Aus allen Teilen der Republik waren die Liebhaber der Rhöner Wurst- und Schinkenspezialitäten angereist und hatten die Betten in der Rhön gefüllt. Zwei Tage lang schmausten und schlemmten Gäste aus Nah und Fern durch die üppige Vielfalt der kreativen Handwerkskunst. Die 50 einheitlich gestalteten Stände von Metzgern, Bäckern, Brauern, Winzern und Direktvermarktern gaben der Veranstaltung wieder hochwertigen Messecharakter. Zehntausende Geschmacksproben reichten die Aussteller über den Tresen und wohl ebenso viele Würste und Schinken wurden verkauft.

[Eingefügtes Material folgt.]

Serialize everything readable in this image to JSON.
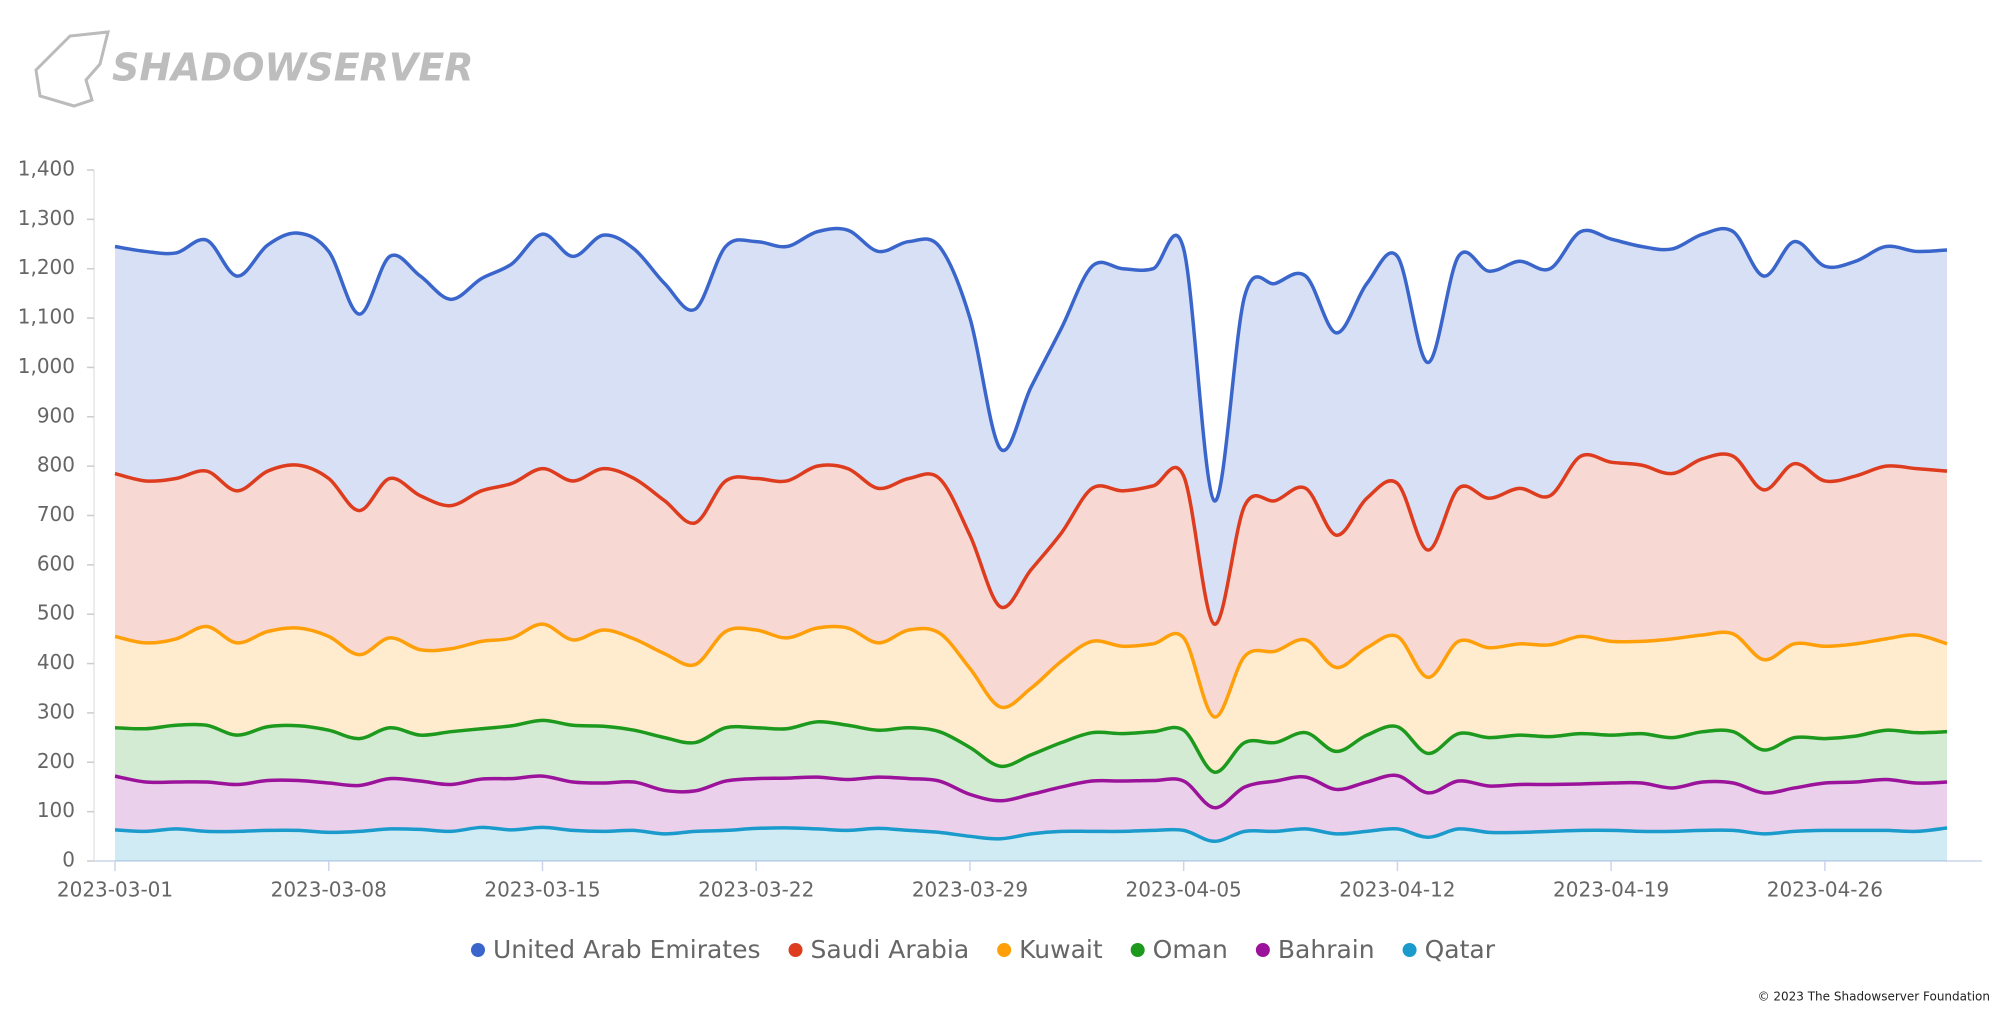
{
  "logo": "SHADOWSERVER",
  "copyright": "© 2023 The Shadowserver Foundation",
  "chart_data": {
    "type": "stacked_area",
    "categories": [
      "2023-03-01",
      null,
      null,
      null,
      null,
      null,
      null,
      "2023-03-08",
      null,
      null,
      null,
      null,
      null,
      null,
      "2023-03-15",
      null,
      null,
      null,
      null,
      null,
      null,
      "2023-03-22",
      null,
      null,
      null,
      null,
      null,
      null,
      "2023-03-29",
      null,
      null,
      null,
      null,
      null,
      null,
      "2023-04-05",
      null,
      null,
      null,
      null,
      null,
      null,
      "2023-04-12",
      null,
      null,
      null,
      null,
      null,
      null,
      "2023-04-19",
      null,
      null,
      null,
      null,
      null,
      null,
      "2023-04-26",
      null,
      null,
      null,
      null
    ],
    "ylim": [
      0,
      1400
    ],
    "yticks": [
      0,
      100,
      200,
      300,
      400,
      500,
      600,
      700,
      800,
      900,
      {
        "value": 1000,
        "label": "1,000"
      },
      {
        "value": 1100,
        "label": "1,100"
      },
      {
        "value": 1200,
        "label": "1,200"
      },
      {
        "value": 1300,
        "label": "1,300"
      },
      {
        "value": 1400,
        "label": "1,400"
      }
    ],
    "grid": false,
    "legend": "bottom",
    "series": [
      {
        "name": "United Arab Emirates",
        "color": "#3a66cc",
        "values": [
          460,
          465,
          457,
          468,
          435,
          458,
          470,
          460,
          398,
          450,
          445,
          418,
          430,
          445,
          475,
          455,
          473,
          465,
          440,
          433,
          475,
          480,
          475,
          475,
          483,
          480,
          480,
          470,
          440,
          320,
          370,
          415,
          450,
          450,
          440,
          460,
          250,
          425,
          440,
          430,
          410,
          435,
          460,
          380,
          470,
          460,
          460,
          460,
          455,
          452,
          443,
          455,
          455,
          455,
          433,
          450,
          435,
          435,
          445,
          440,
          448
        ]
      },
      {
        "name": "Saudi Arabia",
        "color": "#dd3c1e",
        "values": [
          330,
          328,
          325,
          315,
          308,
          325,
          330,
          320,
          292,
          323,
          312,
          290,
          305,
          313,
          315,
          322,
          327,
          325,
          310,
          287,
          305,
          307,
          318,
          328,
          323,
          313,
          307,
          313,
          270,
          203,
          240,
          260,
          310,
          315,
          320,
          328,
          188,
          305,
          305,
          307,
          268,
          303,
          310,
          258,
          310,
          303,
          315,
          302,
          365,
          363,
          357,
          335,
          357,
          360,
          344,
          365,
          335,
          340,
          350,
          337,
          350
        ]
      },
      {
        "name": "Kuwait",
        "color": "#ff9f0a",
        "values": [
          185,
          174,
          175,
          200,
          187,
          193,
          198,
          190,
          170,
          182,
          173,
          168,
          177,
          178,
          195,
          173,
          195,
          185,
          170,
          158,
          195,
          198,
          184,
          190,
          197,
          177,
          198,
          200,
          160,
          120,
          135,
          165,
          185,
          177,
          178,
          187,
          112,
          175,
          185,
          188,
          170,
          177,
          183,
          154,
          187,
          182,
          185,
          186,
          197,
          190,
          187,
          200,
          196,
          198,
          183,
          190,
          187,
          187,
          185,
          198,
          178
        ]
      },
      {
        "name": "Oman",
        "color": "#1d9a1d",
        "values": [
          98,
          108,
          115,
          115,
          100,
          109,
          111,
          107,
          95,
          103,
          93,
          107,
          102,
          107,
          113,
          115,
          115,
          105,
          107,
          98,
          108,
          103,
          100,
          112,
          110,
          95,
          103,
          100,
          95,
          70,
          80,
          90,
          98,
          96,
          99,
          103,
          72,
          90,
          78,
          90,
          77,
          95,
          99,
          80,
          96,
          98,
          100,
          97,
          102,
          97,
          100,
          102,
          102,
          104,
          87,
          102,
          90,
          93,
          100,
          102,
          102
        ]
      },
      {
        "name": "Bahrain",
        "color": "#9b139b",
        "values": [
          109,
          100,
          95,
          100,
          95,
          101,
          101,
          100,
          93,
          102,
          98,
          95,
          98,
          104,
          104,
          98,
          98,
          98,
          88,
          82,
          100,
          101,
          101,
          105,
          103,
          104,
          105,
          104,
          85,
          77,
          80,
          90,
          102,
          102,
          101,
          100,
          68,
          90,
          102,
          105,
          90,
          100,
          108,
          90,
          97,
          94,
          97,
          95,
          94,
          96,
          98,
          88,
          98,
          96,
          83,
          88,
          96,
          98,
          103,
          98,
          93
        ]
      },
      {
        "name": "Qatar",
        "color": "#1a9bcc",
        "values": [
          63,
          60,
          65,
          60,
          60,
          62,
          62,
          58,
          60,
          65,
          64,
          60,
          68,
          63,
          68,
          62,
          60,
          62,
          55,
          60,
          62,
          66,
          67,
          65,
          62,
          66,
          62,
          58,
          50,
          45,
          55,
          60,
          60,
          60,
          62,
          62,
          40,
          60,
          60,
          65,
          55,
          60,
          65,
          48,
          65,
          58,
          58,
          60,
          62,
          62,
          60,
          60,
          62,
          62,
          55,
          60,
          62,
          62,
          62,
          60,
          67
        ]
      }
    ]
  }
}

Besonders gefragt war der Rhöner Rotgelegte, der in diesem Jahr zur Prämierung anstand. Die Goldmedaille der Fachjury für den besten Rotgelegten auf dem 8. Rhöner Wurstmarkt errangen die Ostheimer Metzgerei Ortlepp sowie die Metzgerei Unger aus Wetzhausen. Eine Bronzemedaille ging an die Metzgerei Bausewein aus Prichsenstadt. Eine Silbermedaille vergab das strenge Gremium nicht. Das Votum des Publikums am Stand von Slow Food Convivium Hohenlohe Tauber Mainfranken fiel interessanterweise ebenso auf die Metzgerei Unger. Für den Familienbetrieb bedeutete die Anerkennung einen großen Motivationsschub.

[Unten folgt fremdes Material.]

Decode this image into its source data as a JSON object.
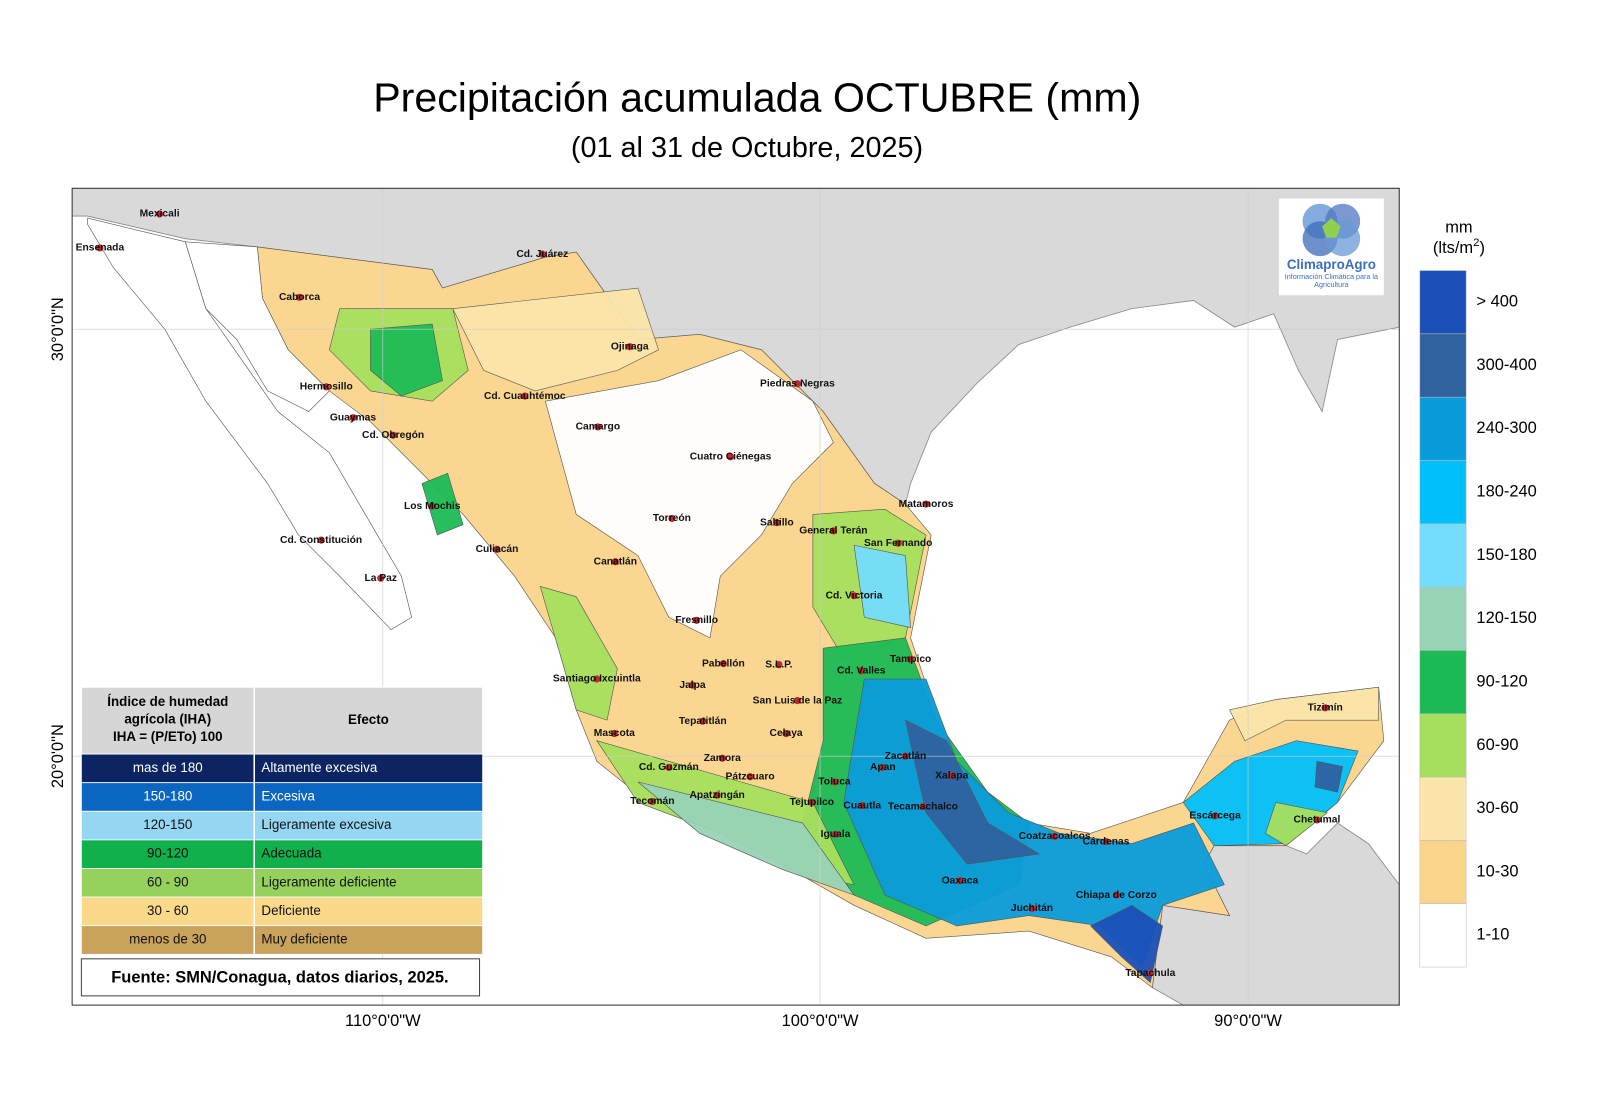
{
  "title": "Precipitación acumulada OCTUBRE (mm)",
  "subtitle": "(01 al 31 de Octubre, 2025)",
  "axes": {
    "longitude_labels": [
      "110°0'0\"W",
      "100°0'0\"W",
      "90°0'0\"W"
    ],
    "latitude_labels": [
      "30°0'0\"N",
      "20°0'0\"N"
    ]
  },
  "cities": [
    "Mexicali",
    "Ensenada",
    "Cd. Juárez",
    "Caborca",
    "Ojinaga",
    "Hermosillo",
    "Piedras Negras",
    "Cd. Cuauhtémoc",
    "Guaymas",
    "Camargo",
    "Cd. Obregón",
    "Cuatro Ciénegas",
    "Los Mochis",
    "Matamoros",
    "Torreón",
    "Saltillo",
    "General Terán",
    "San Fernando",
    "Cd. Constitución",
    "Culiacán",
    "Canatlán",
    "La Paz",
    "Cd. Victoria",
    "Fresnillo",
    "Tampico",
    "Pabellón",
    "S.L.P.",
    "Cd. Valles",
    "Santiago Ixcuintla",
    "Jalpa",
    "San Luis de la Paz",
    "Tizimín",
    "Tepatitlán",
    "Mascota",
    "Celaya",
    "Zacatlán",
    "Cd. Guzmán",
    "Apan",
    "Xalapa",
    "Zamora",
    "Pátzcuaro",
    "Toluca",
    "Tecomán",
    "Apatzingán",
    "Tejupilco",
    "Cuautla",
    "Tecamachalco",
    "Escárcega",
    "Chetumal",
    "Iguala",
    "Coatzacoalcos",
    "Cárdenas",
    "Oaxaca",
    "Chiapa de Corzo",
    "Juchitán",
    "Tapachula"
  ],
  "color_legend": {
    "unit": "mm",
    "unit_detail": [
      "(lts/m",
      "2",
      ")"
    ],
    "classes": [
      {
        "label": "> 400",
        "color": "#1a50b8"
      },
      {
        "label": "300-400",
        "color": "#2f619f"
      },
      {
        "label": "240-300",
        "color": "#0a9bdb"
      },
      {
        "label": "180-240",
        "color": "#00c0fb"
      },
      {
        "label": "150-180",
        "color": "#74dcfd"
      },
      {
        "label": "120-150",
        "color": "#97d3b5"
      },
      {
        "label": "90-120",
        "color": "#1cba55"
      },
      {
        "label": "60-90",
        "color": "#a6df5d"
      },
      {
        "label": "30-60",
        "color": "#fbe5aa"
      },
      {
        "label": "10-30",
        "color": "#fad48a"
      },
      {
        "label": "1-10",
        "color": "#ffffff"
      }
    ]
  },
  "logo": {
    "name": "ClimaproAgro",
    "tagline": "Información Climática para la Agricultura"
  },
  "iha_table": {
    "header": {
      "index_lines": [
        "Índice de humedad",
        "agrícola (IHA)",
        "IHA = (P/ETo) 100"
      ],
      "effect": "Efecto"
    },
    "rows": [
      {
        "range": "mas de 180",
        "effect": "Altamente excesiva",
        "color": "#0c2462"
      },
      {
        "range": "150-180",
        "effect": "Excesiva",
        "color": "#0b66c2"
      },
      {
        "range": "120-150",
        "effect": "Ligeramente excesiva",
        "color": "#95d6f3"
      },
      {
        "range": "90-120",
        "effect": "Adecuada",
        "color": "#11b04d"
      },
      {
        "range": "60 - 90",
        "effect": "Ligeramente deficiente",
        "color": "#95d15c"
      },
      {
        "range": "30 - 60",
        "effect": "Deficiente",
        "color": "#fad98b"
      },
      {
        "range": "menos de 30",
        "effect": "Muy deficiente",
        "color": "#c9a25c"
      }
    ]
  },
  "source": "Fuente: SMN/Conagua, datos diarios, 2025."
}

„Das Publikum hat die Idee unserer Geschmacksschulung erkannt und vielseitig von den verschiedensten Metzgereien eingekauft“, lobte Anton Koob, Obermeister der Metzgerinnung Rhön-Grabfeld und Mitglied des Organisations-Komitees, beim Pressefazit im Rathaus. Sowohl die Stammaussteller als auch die neuen Kollegen auf dem Wurstmarkt sind dankbar für die Feinschmeckermesse, die eine Lanze für ihr Handwerk und ihren Nachwuchs bricht. Auf reges Interesse stieß die erstmals eingerichtete Wurstschauküche, wo Auszubildende Ausschnitte ihres Aufgabenspektrums präsentierten. Dafür gab es vom reichlich vorhandenen Publikum große Anerkennung. „Wir werden die Wurstschauküche auch 2018 anbieten und versuchen noch mehr junge Leute zu erreichen“, versprach Anton Koob, Obermeister der Metzgerinnung Rhön-Grabfeld.

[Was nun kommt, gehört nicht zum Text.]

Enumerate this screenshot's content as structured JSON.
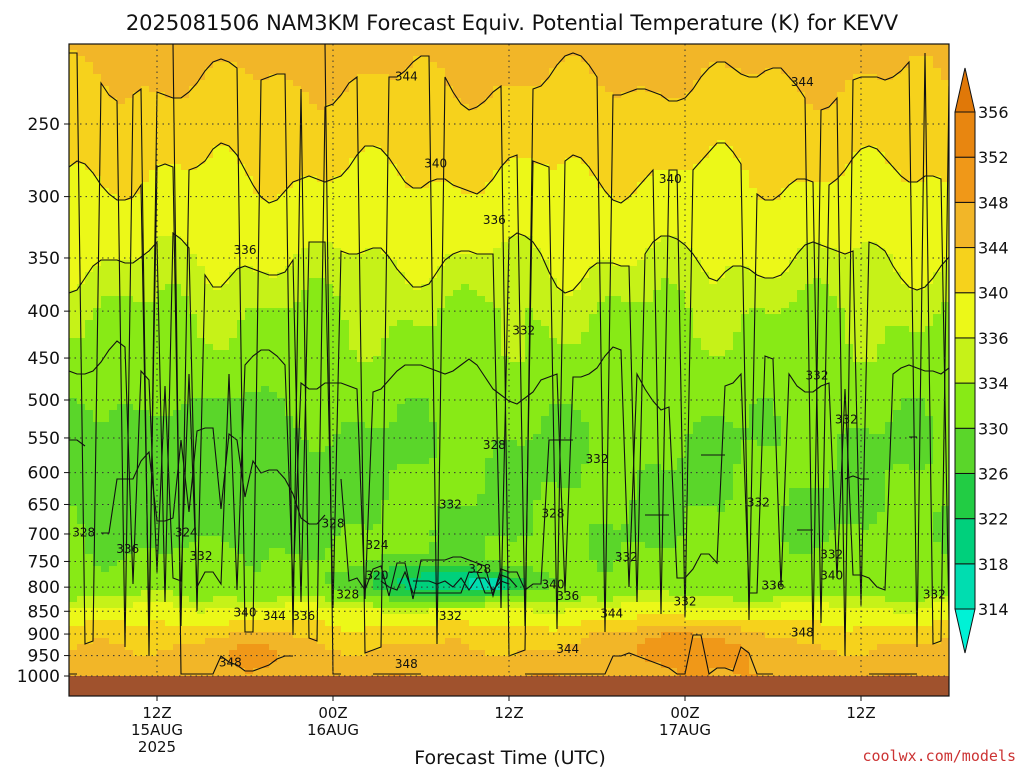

„Die Stimmung unter den Kollegen war noch nie so gut“, unterstrich Hugo Neugebauer, Präsident der Handwerkskammer Unterfranken und Organisationsmitglied des Rhöner Wurstmarkts. „Das war sicherlich einer der besten Märkte bisher“, betonte er in Übereinstimmung mit seinen Teamkollegen. Michael Geier, Ideengeber des Rhöner Wurstmarkts, zeigte sich erneut vollauf zufrieden vom reibungslosen Ablauf und der umsichtigen Organisation. Aufatmen konnte auch das Stadtoberhaupt als Veranstalter des Großevents. „Der Wurstmarkt ist eine echte Teamleistung. Das macht den Erfolg aus“, lobte Bürgermeister Ulrich Waldsachs.